そういえば、アオイさんは動物と話せるって言ってたね。このキツネさん、いつも見るし実はアオイさんの右腕的な感じなのかな……?
「分かりました。何処で寝たいんですか? やっぱりアオイさんの部屋ですか?」
「ウム シカシ カナ ヤ レナ トモ ネタイゾ」
「え?! カナさんやレナさんとも寝たいの?!」
じゃあ、キツネさんのベッド3つ追加かぁ。
「トウゼンダ ハヤク ツクレ」
でも今日中に3人のベッドは作りたいし、1つならともかく3つも追加で作れないよ。そうだ! キツネさんのベッドならサイズは小さくて良いし、移動式にすれば1つ作れば良いかな。
「分かりました。移動できるベッドを作るので、身体の大きさに合う希望のサイズを教えて貰えますか?」
「ウム コノクライ ノ オトキサダ。ソナタハ シゴトガ ハヤク テイネイ ト キイテイル ヨイモノヲ ツクレ」
「分かりました! 頑張りますね」
まさかキツネさんから褒められるとは思わなかった。これって僕が居ないところでも、皆さんが僕を褒めてくれてるって事だよね。嬉しいなぁ。
よし、ゆっくり休めるベッドを作ろう。
「マイス! ただいま! ご飯遅くなってごめん! 今日は屋台で色々買って来たからね」
「おかえりなさい。アオイさん。レナさんとカナさんはまだですか?」
「カナは営業中。レナは今までお世話になった親方のお家で晩御飯をご馳走になってるよ。終わったら連絡が来るから、私が迎えに行く予定。マイスのナビのおかげで居場所も分かるし迎えに行けるから別行動しやすくて助かるよ。魔力もあんまり消費しないから転移魔法を気軽に使えるしね。特にレナは街中でひとりにできなかったから」
「ああ、方向音痴って言ってましたね」
「それだけじゃないんだけどね。ま、おかげで安全に別行動出来て助かるよ」
「役に立って良かったです。お家はベッドと、簡単な机は出来ましたから、寛ぐくらいは問題ないですよ」
「え?! 早くない?!」
「キツネさんのベッドもあったから、時間ギリギリまでかかってしまいました。残業はしてないですけど、休憩は忘れてましたね。あ、お昼はちゃんと食べました。美味しかったです。ありがとうございます」
「キツネ?!」
「はい、ベッド作れって言われたので。
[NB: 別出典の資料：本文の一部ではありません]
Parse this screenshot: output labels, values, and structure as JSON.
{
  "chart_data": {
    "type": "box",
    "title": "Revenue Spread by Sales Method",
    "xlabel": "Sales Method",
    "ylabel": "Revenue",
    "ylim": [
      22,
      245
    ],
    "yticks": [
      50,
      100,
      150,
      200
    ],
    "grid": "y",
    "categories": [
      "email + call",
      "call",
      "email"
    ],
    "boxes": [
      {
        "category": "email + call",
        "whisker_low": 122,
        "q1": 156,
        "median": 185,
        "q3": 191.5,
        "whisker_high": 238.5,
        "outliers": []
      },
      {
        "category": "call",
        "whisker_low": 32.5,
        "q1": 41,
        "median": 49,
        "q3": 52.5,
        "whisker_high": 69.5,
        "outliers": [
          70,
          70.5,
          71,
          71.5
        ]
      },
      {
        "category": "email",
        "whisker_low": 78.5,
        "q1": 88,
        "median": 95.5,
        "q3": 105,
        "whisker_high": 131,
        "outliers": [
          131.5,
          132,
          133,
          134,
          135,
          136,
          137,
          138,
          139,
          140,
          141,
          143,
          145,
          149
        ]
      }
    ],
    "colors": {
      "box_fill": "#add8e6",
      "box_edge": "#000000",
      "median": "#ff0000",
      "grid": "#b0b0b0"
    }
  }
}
皆さんと寝たいそうなので、ベッドは移動式にしてありますよ」
「まさか……キュビちゃん?」
「アオイ、オカエリ」
「キツネさんは、キュビさんって言うんですね」
「ム……オトコ 二 キュビ ト ヨバレルノハ フマンダガ マイス ハ イイモノヲ ツクッテ クレタ カラ トクベツ二 キュビ ト ヨンデ イイゾ」
「そうですか。光栄です。キュビさんのご希望のベッドが出来て良かったです」
あれ? アオイさんが固まってるな。もしかして、キュビさんと僕が喋るのダメだった?
「マイス……なんでキュビちゃんの言葉が分かるの?」
「えっと、キュビさんと話せるのはおかしいのでしょうか?」
「うん、おかしい。なんでキュビちゃんの言葉が分かるの? 私以外は分からないのに」
「な、なんでですか? キュビさん」
「シラン ワレハ イツモ ヒト 二 ハナシカケル ダガ ハンノウ シタノハ アオイ ト マイス ダケダ」
「え?! カナさんとレナさんは?!」
「ふたりとも話せないわ」
「ナゼ ハナセルカ ワカラン」
「えぇ……、僕だって今日急に話しかけられたんだから分かりませんよ」
「もう! スキルとか分かれば良いのに!」
「スキルって何ですかっ?!」
「あ、ああ! 気にしないで! それよりマイスは他の動物とも話せるの?!」
どうだろう。キュビさんの声しか分かんなかったけど。そう伝えると、アオイさんがたくさんの動物を連れてきた。アオイさんが声をかけるだけで集まるからすごいね。
「みんな! マイスに話しかけて!」
「「「……」」」
「なにも聞こえません」
「そっか、キュビちゃんだけかぁ」
「ワレハ カシコイ カラナ」
キュビさん、尻尾パタパタして得意げですね。めっちゃ可愛いですね。
なんだか尻尾の動きがレナさんと似てるなぁ。
「ま、キュビちゃんと話せるだけで凄いよね」
「ウム マタ イイモノヲ ツクレ」
「作れるものは危険な物でなければ、なんでも作りますけど、キュビさんの欲しいものって何ですか?」
「ワレモ フロ ガ ホシイゾ」
「キュビちゃんお風呂入るの?! なら私たちと入ろうよ!」
「ウム」
「キュビちゃん用の小さいやつ作って!」
「分かりました。浴槽だけ魔法で作って貰えますか? 魔道具はストックがあるから、すぐセットできるので今やってしまいましょう。そしたら今日からキュビさんとお風呂に入れますよ」
「ホント?! 残業で悪いけど頼んで良い?」
「もちろんです」
「ヤッタ エライゾ マイス」
「あ、お迎え行かなきゃ! すぐ浴槽作るからあとはよろしくね!」
そう言って、アオイさんは嬉しそうに去って行った。